So we are promised that we are more than conquerors through him who loved us.  This is the only the last of the remarkable promises of Romans 8.

Here we learn that there is no condemnation for us (v. 1); we are set free from the law of sin and death (v. 2); the Spirit of God lives in us (v. 9); we are the much-loved children of God (vs. 15-17); the present sufferings cannot begin to compare with the glory to be revealed (v.18); God is redeeming all that he allows to make us more like Jesus (vs. 28-29); he spared not his only Son, for he will give us all we need (v. 32).

Now, how do we know that any of this is true?  That these promises are not religious superstition and wishful thinking?  Because of the fact of the resurrection.  Here's why.

Death is the great enemy.  The mortality rate is still 100 percent.  No human has conquered it; no one can.

Ever since Juan Ponce de Leon came to Florida seeking the fountain of youth in 1513, we've sought it.  We spend $9.4 billion on cosmetic surgery every year, more than $6 billion on diets and diet products.

But we begin to die from the moment we are born.  You and I are one day closer to death now than we have ever been.  Death is the unconquerable enemy of life.  No one has the power to defeat it.

No one except God.  The resurrection of Jesus Christ proves that God has power over death--that he can defeat the grave, destroy its shackles, and free its prisoner.

When Jesus came out of that tomb on Easter Sunday morning, shoving aside the rock as a pebble before the Rock of Ages, he proved that God is the Lord of the universe, the One with the power over all the universe.

If he has power over death, he has power over "trouble or hardship or persecution or famine or nakedness or danger or sword."  He has power over death and life, angels and demons, the present and the future, height and depth, and all creation.

He has the power to keep his promises.  Power to set us free from sin and death; power to reward present suffering with future paradise; power to redeem all he permits; power to make us more than conquerors.  We know it is true because of Easter.  If he could defeat the grave, he can do anything at all.

And defeat the grave he did.  Easter is not something that may be true--it is an absolute fact of history.  I won't take the time to show you all the evidence in the case for Easter, but remember at least the short version:

We know Jesus existed without even opening a New Testament: from the witness of Suetonius, Mara bar Serapion, Pliny the Younger, Josephus, and Tacitus we can prove that Jesus of Nazareth lived, that he was crucified by Pontius Pilatus, and that his followers believed him to have been raised from the grave and worshiped him as God.

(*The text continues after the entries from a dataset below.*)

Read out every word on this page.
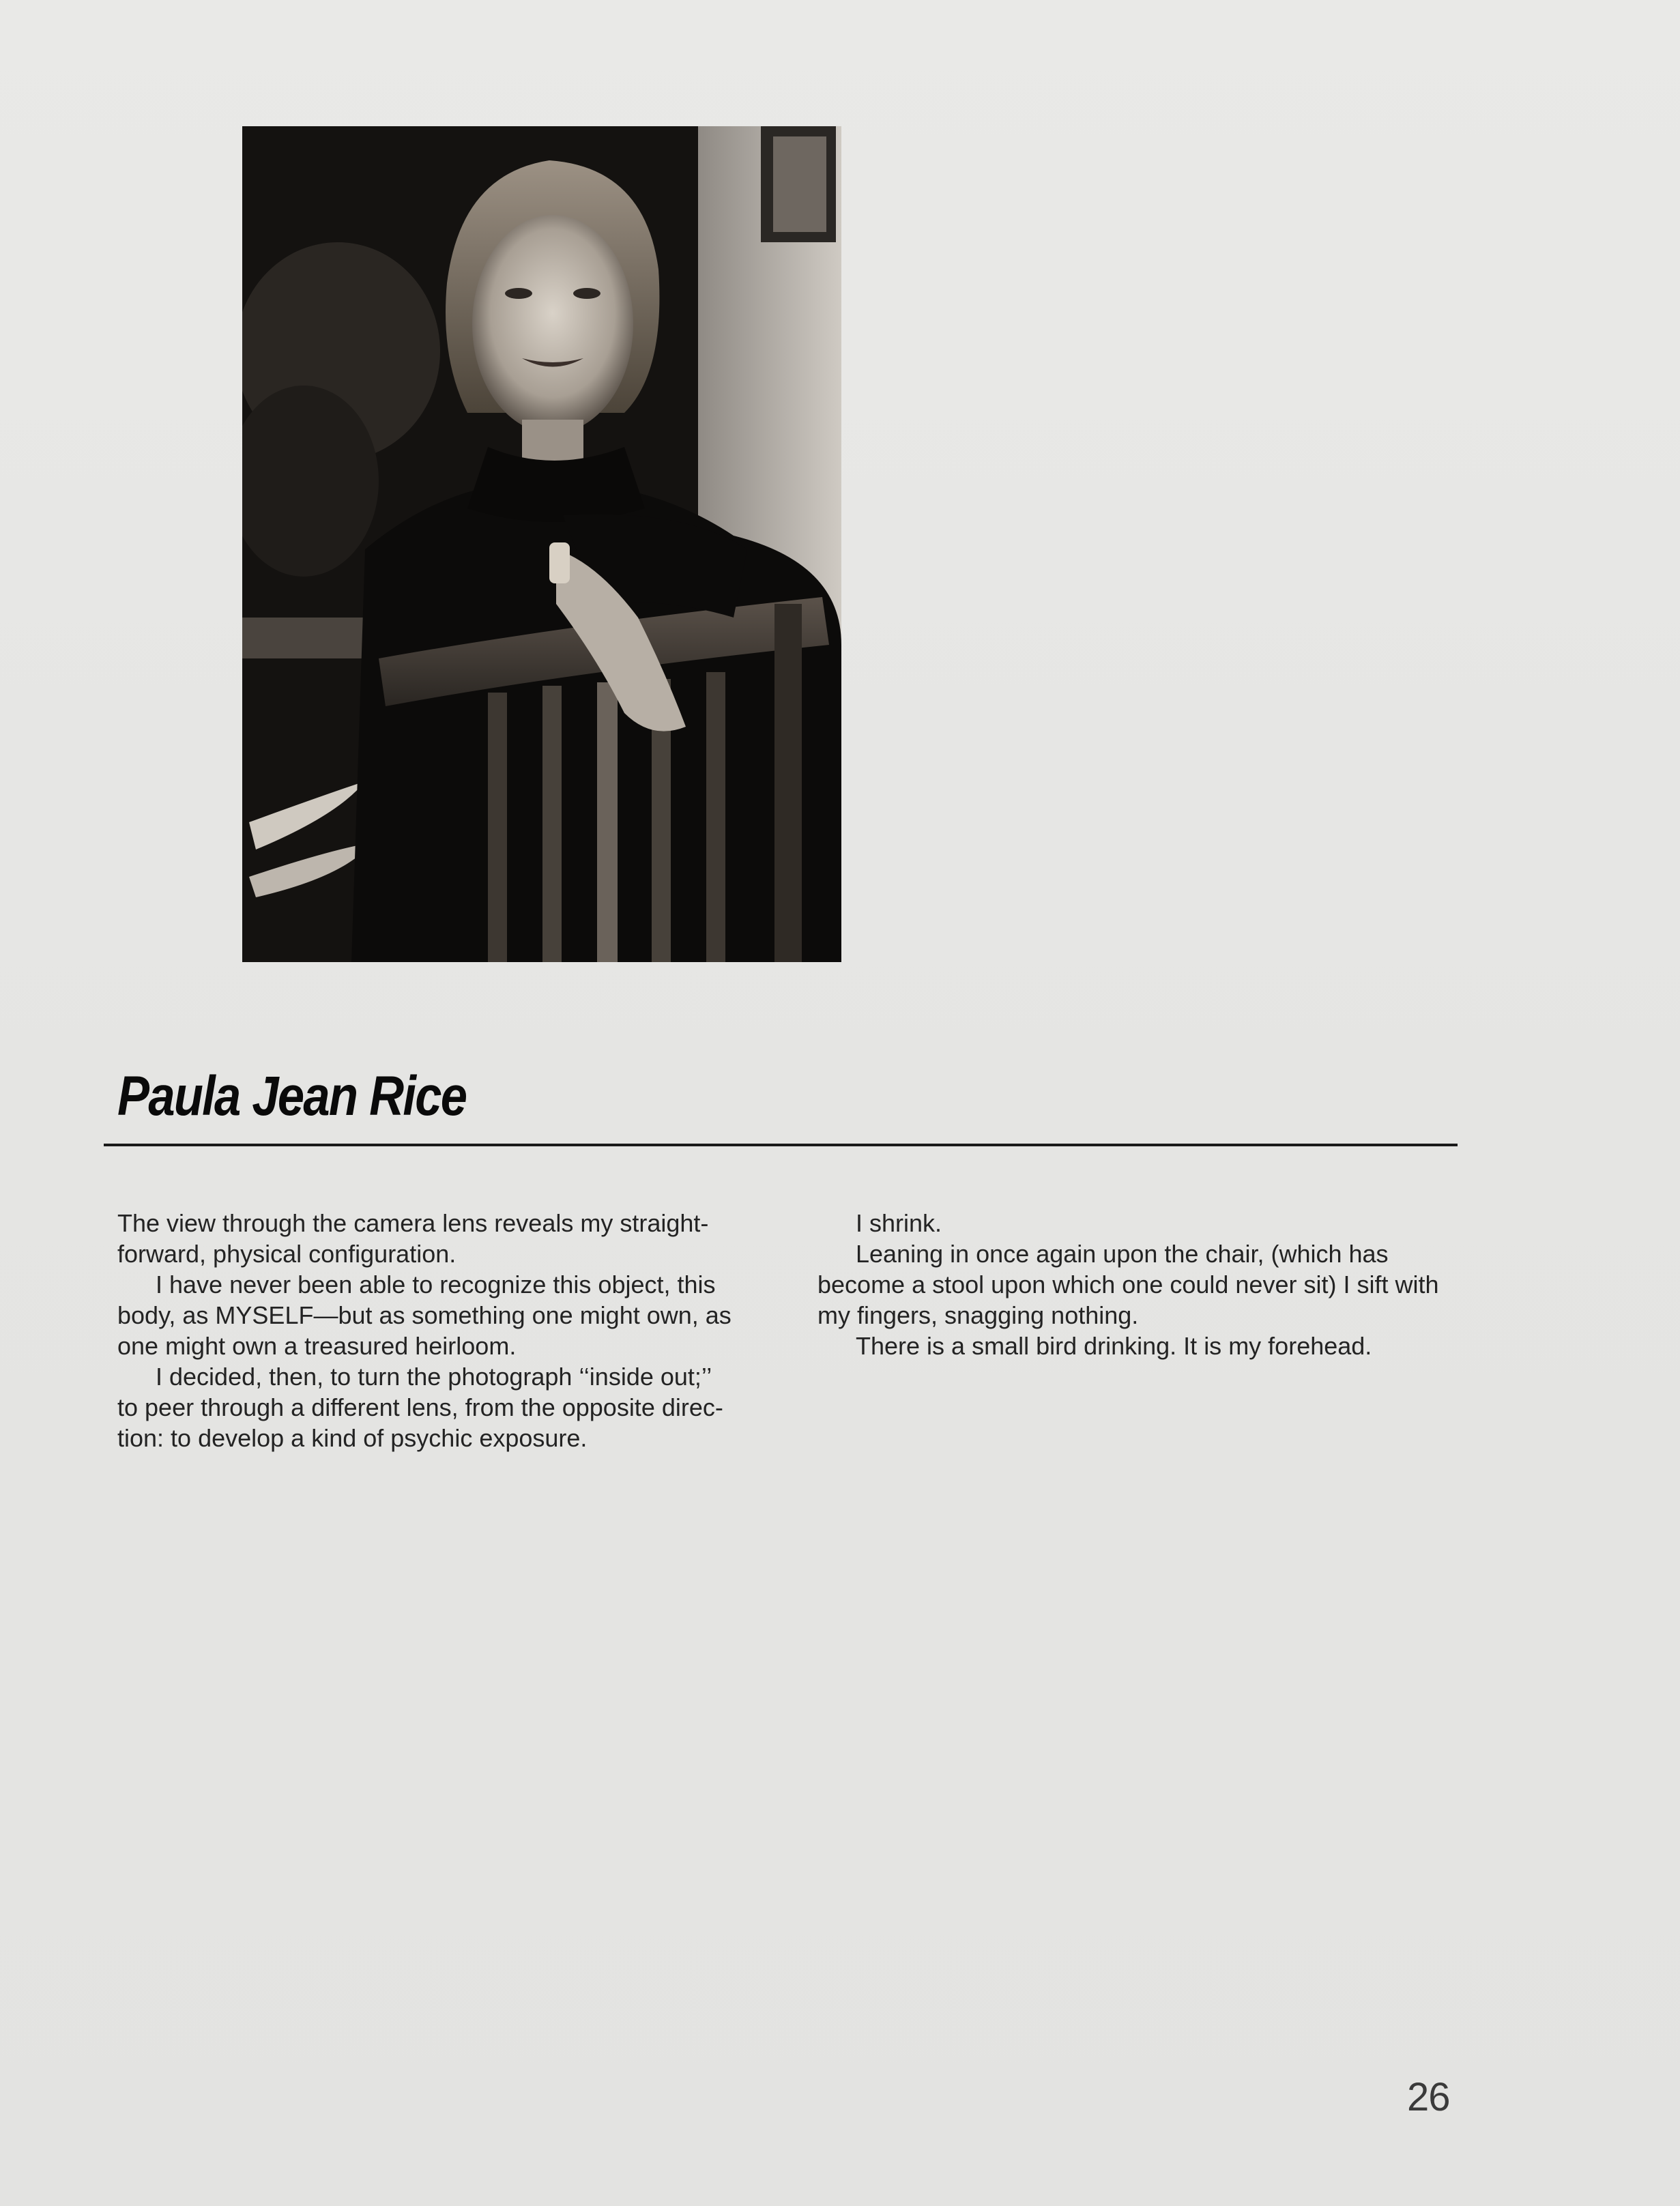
Paula Jean Rice
The view through the camera lens reveals my straight-
forward, physical configuration.
I have never been able to recognize this object, this
body, as MYSELF—but as something one might own, as
one might own a treasured heirloom.
I decided, then, to turn the photograph ‘‘inside out;’’
to peer through a different lens, from the opposite direc-
tion: to develop a kind of psychic exposure.
I shrink.
Leaning in once again upon the chair, (which has
become a stool upon which one could never sit) I sift with
my fingers, snagging nothing.
There is a small bird drinking. It is my forehead.
26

We have no explanation for the empty tomb except the resurrection.  The Christians didn't steal the body and then die for a lie; the authorities didn't take it, for they would have produced it; the disciples didn't go to the wrong tomb, for the Romans would have shown them the right tomb.  And Jesus didn't swoon on the cross, survive three days in an air-tight burial shroud, shove aside the stone, walk through locked doors, and do the greatest high jump in history at the ascension.

We have no explanation for the transformed and empowered lives of the disciples except that they met the risen Christ.  When I wondered in college if it was all true, if Christianity was worth my life, it was the fact of Easter that brought me back.  It is the fact of Easter that keeps me preaching this book.  It is the fact of Easter that makes Christianity true and Jesus worth my life.